Żużel: Wiadomości
Fogo Unia pokonała zespół z Tarnowa
Igielski: Bjerre bardzo chciał jechać
(Fot. Rafał Paszek)
- Mieliśmy sporo nerwów przed tym spotkaniem. Zaczęło się od odwołania czwartkowego treningu z powodu opadów. W sobotę Piotr Pawlicki poturbował się w finale MIMP. Potem było Grand Prix, podczas którego straciliśmy Kennetha Bjerre - opowiada Ireneusz Igielski. - Później w nocy mieliśmy od niego rozpaczliwe telefony. Prawie ze łzami w oczach mówił, że bardzo by chciał przyjechać, ale nie da rady. Zależało mu na tym, żeby nie rozczarować kibiców i klubu. Potem mieliśmy gorącą linię ze Skórą i ciężko było podjąć ostateczną decyzję. Adam powiedział jednak, że po takim upadku jaki miał Kenneth pierwsza doba jest najgorsza. Sporo było nerwówki.

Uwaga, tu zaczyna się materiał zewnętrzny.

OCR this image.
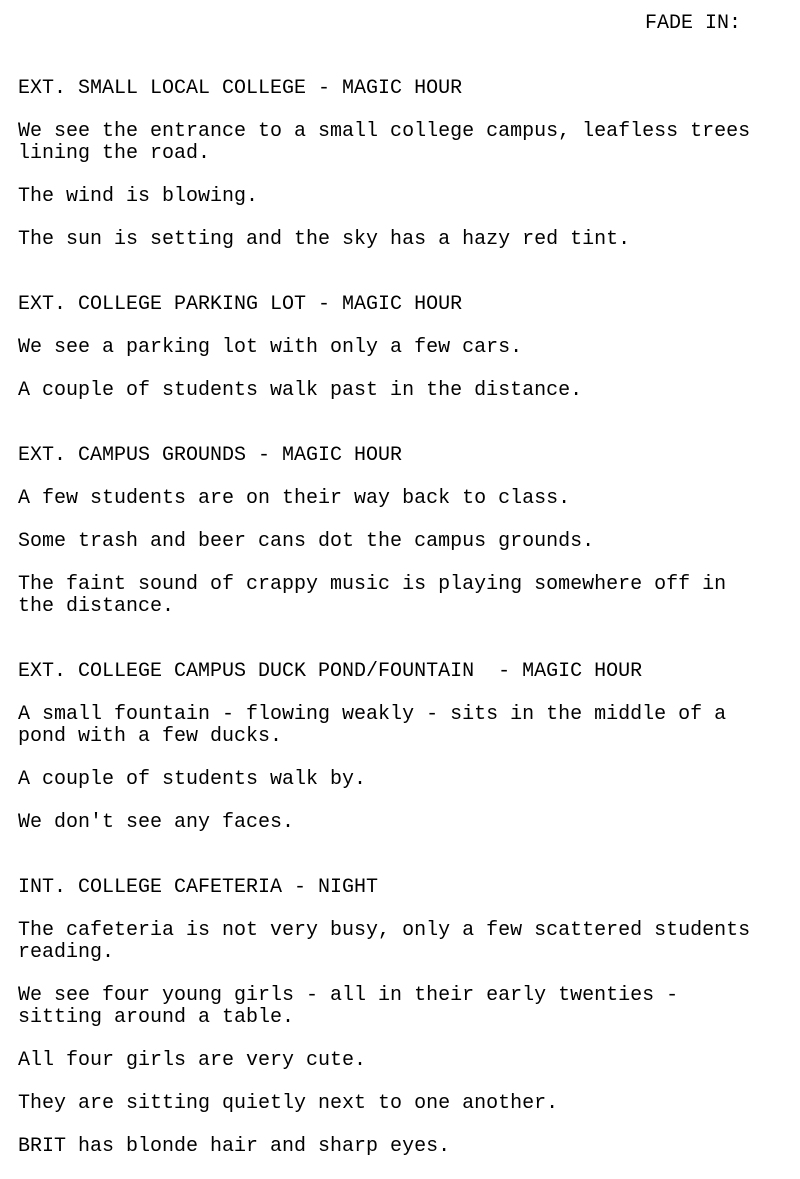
FADE IN:

EXT. SMALL LOCAL COLLEGE - MAGIC HOUR

We see the entrance to a small college campus, leafless trees
lining the road.

The wind is blowing.

The sun is setting and the sky has a hazy red tint.

EXT. COLLEGE PARKING LOT - MAGIC HOUR

We see a parking lot with only a few cars.

A couple of students walk past in the distance.

EXT. CAMPUS GROUNDS - MAGIC HOUR

A few students are on their way back to class.

Some trash and beer cans dot the campus grounds.

The faint sound of crappy music is playing somewhere off in
the distance.

EXT. COLLEGE CAMPUS DUCK POND/FOUNTAIN  - MAGIC HOUR

A small fountain - flowing weakly - sits in the middle of a
pond with a few ducks.

A couple of students walk by.

We don't see any faces.

INT. COLLEGE CAFETERIA - NIGHT

The cafeteria is not very busy, only a few scattered students
reading.

We see four young girls - all in their early twenties -
sitting around a table.

All four girls are very cute.

They are sitting quietly next to one another.

BRIT has blonde hair and sharp eyes.
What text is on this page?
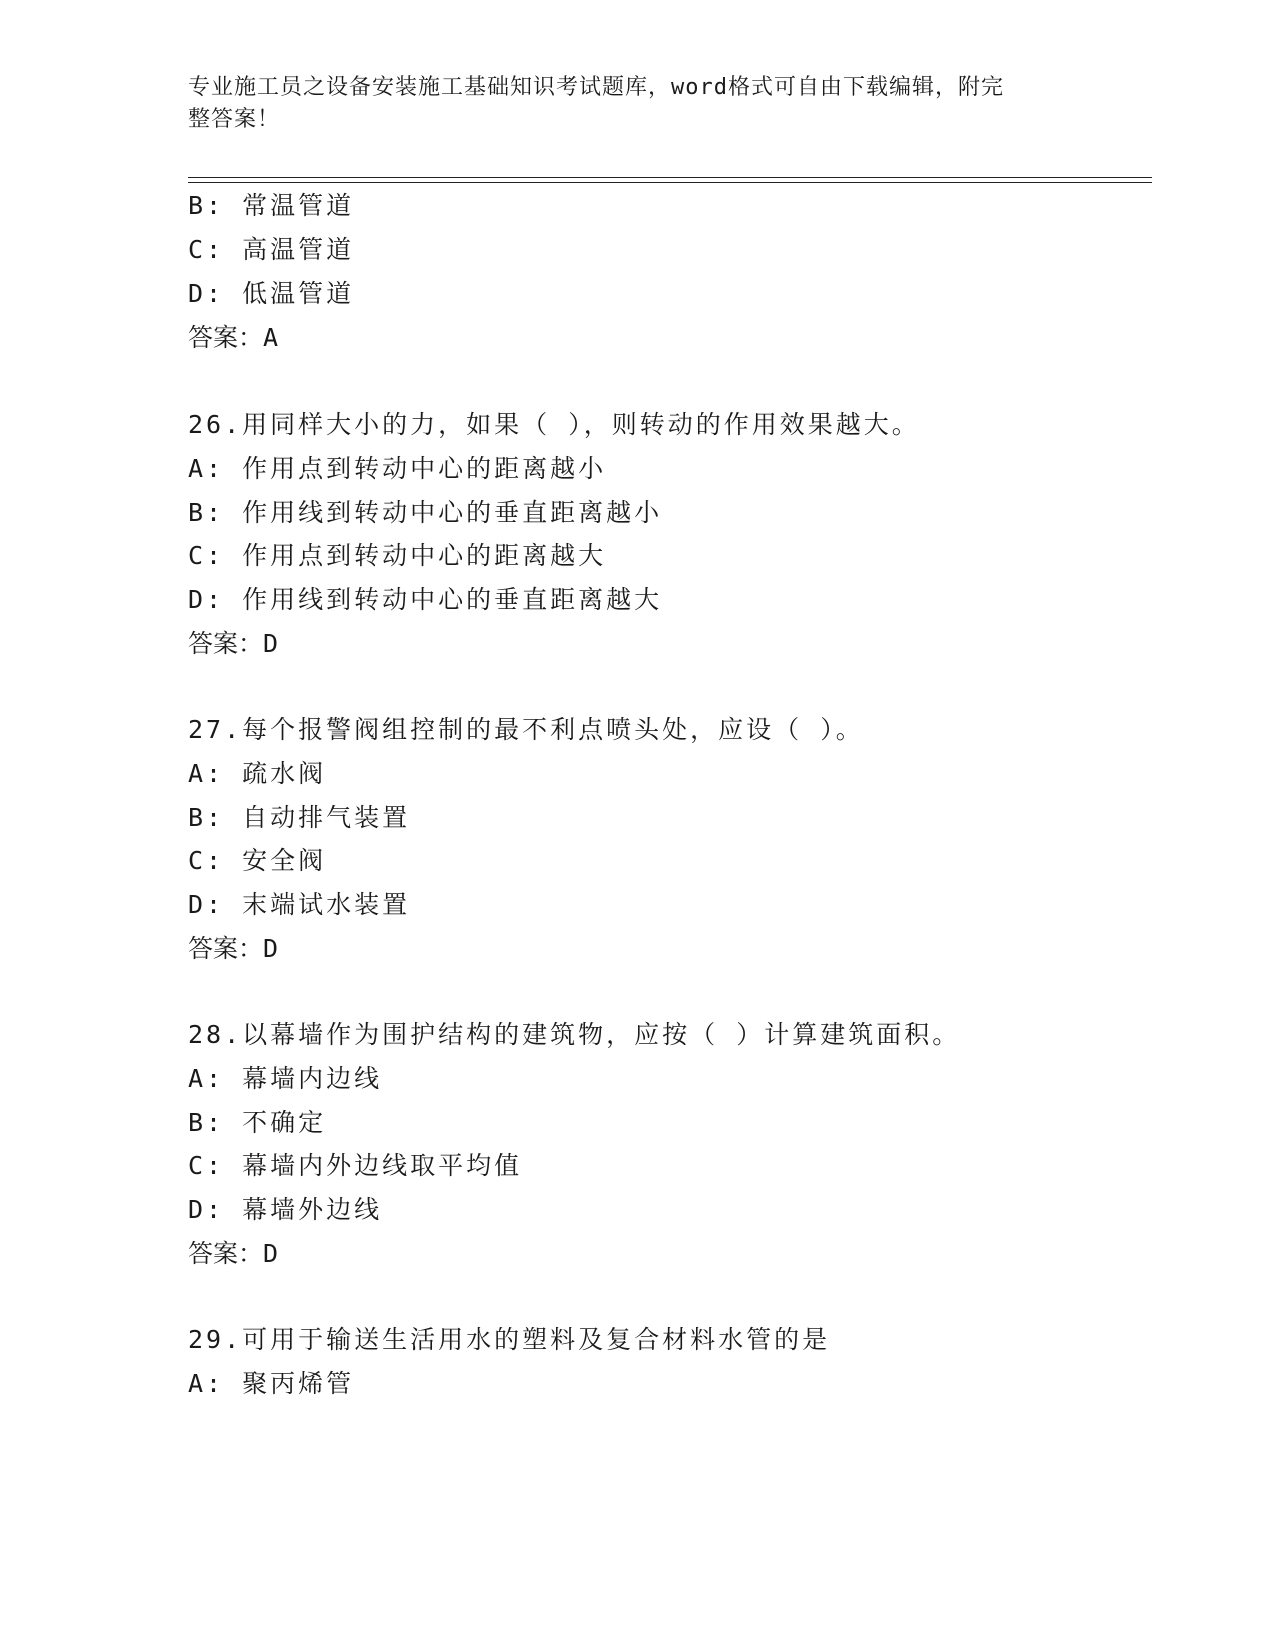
专业施工员之设备安装施工基础知识考试题库，word格式可自由下载编辑，附完
整答案！
B: 常温管道
C: 高温管道
D: 低温管道
答案：A
26.用同样大小的力，如果（ ），则转动的作用效果越大。
A: 作用点到转动中心的距离越小
B: 作用线到转动中心的垂直距离越小
C: 作用点到转动中心的距离越大
D: 作用线到转动中心的垂直距离越大
答案：D
27.每个报警阀组控制的最不利点喷头处，应设（ ）。
A: 疏水阀
B: 自动排气装置
C: 安全阀
D: 末端试水装置
答案：D
28.以幕墙作为围护结构的建筑物，应按（ ）计算建筑面积。
A: 幕墙内边线
B: 不确定
C: 幕墙内外边线取平均值
D: 幕墙外边线
答案：D
29.可用于输送生活用水的塑料及复合材料水管的是
A: 聚丙烯管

Już w pierwszym wyścigu niedzielnego meczu wykluczony został Nicki Pedersen. Kilka biegów później gospodarze przegrywali sześcioma oczkami. Podopieczni Adama Skórnickiego pokazali jednak charakter i w dobrym stylu wygrali spotkanie. - Dziesięć punktów różnicy z jednej strony cieszy, a z drugiej pozostawia niedosyt. Nasza przewaga mogła być większa - mówi Ireneusz Igielski. - Trochę punktów niepotrzebnie uciekło. Sędzia ma możliwość oglądania powtórek na ekranie i to on podejmuje ostateczne decyzje. Dzisiaj było kilka kontrowersyjnych sytuacji. Patrząc na sytuację z Balińskim można powiedzieć, że był kontakt między nim a Łagutą. W mojej ocenie rywal celowo dotknął naszego zawodnika. Można się zastanawiać czy mieliśmy tu do czynienia z nieprzepisowym atakiem Balińskiego czy cwaniactwem Łaguty.

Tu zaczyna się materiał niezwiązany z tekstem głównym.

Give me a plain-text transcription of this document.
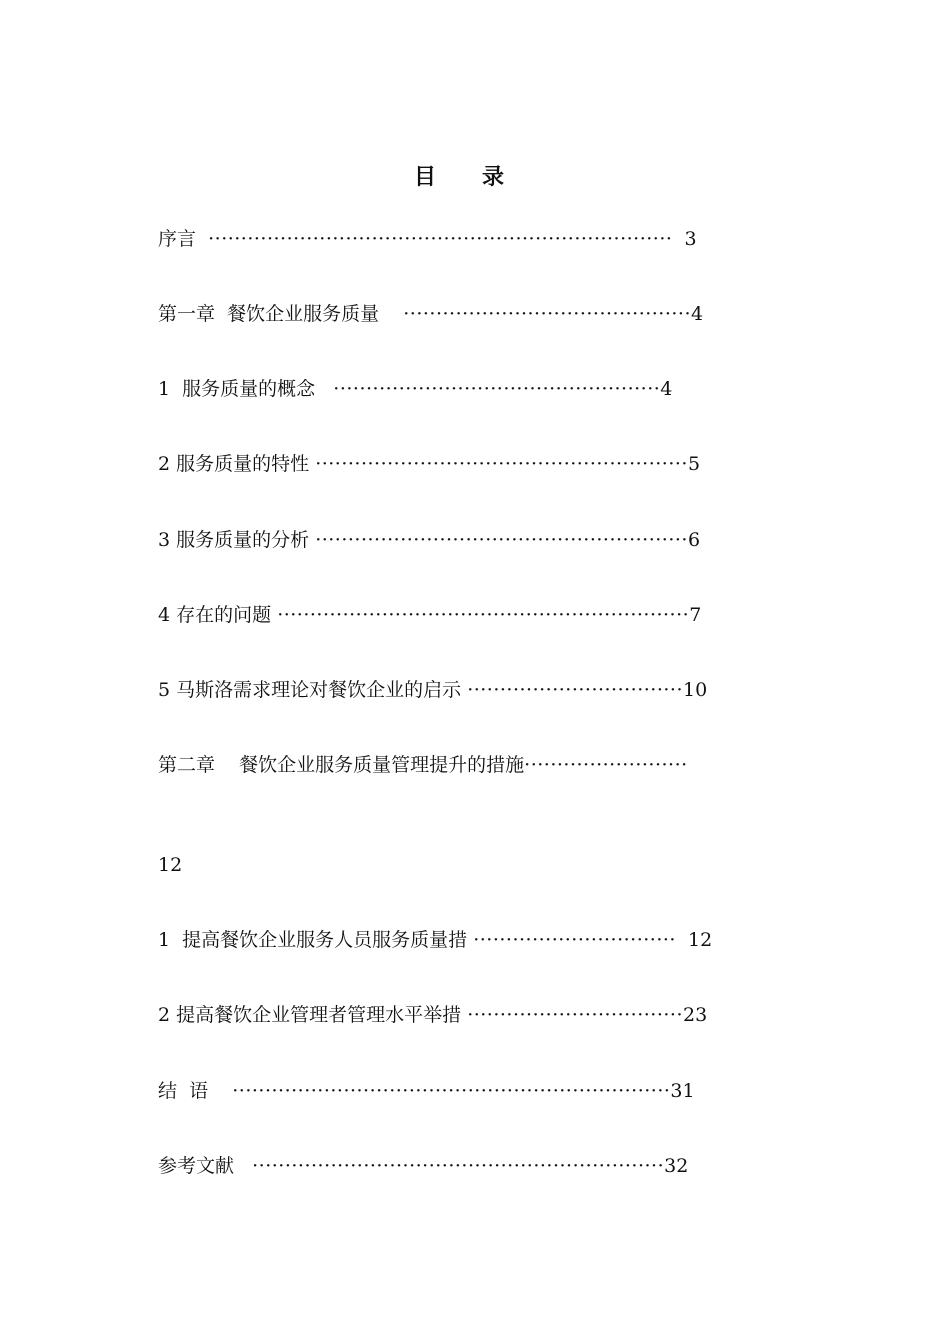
目 录
序言 ·······································································  3
第一章  餐饮企业服务质量 ············································4
1  服务质量的概念 ··················································4
2 服务质量的特性 ·························································5
3 服务质量的分析 ·························································6
4 存在的问题 ·······························································7
5 马斯洛需求理论对餐饮企业的启示 ·································10
第二章    餐饮企业服务质量管理提升的措施·························
12
1  提高餐饮企业服务人员服务质量措 ·······························  12
2 提高餐饮企业管理者管理水平举措 ·································23
结  语 ···································································31
参考文献 ·······························································32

Ireneusz Igielski jest zadowolony z postawy leszczyńskiej drużyny, ale podkreśla, że stać ją na jeszcze lepszą jazdę. - Biorąc pod uwagę to jak mocnego mieliśmy rywala mogę powiedzieć, że to był nasz najlepszy mecz w tym sezonie. Zaryzykowałbym jednak stwierdzenie, że to nie był jeszcze szczyt naszych możliwości. Jeśli wszystko sobie dobrze ułożymy to dostarczymy kibicom jeszcze więcej radości.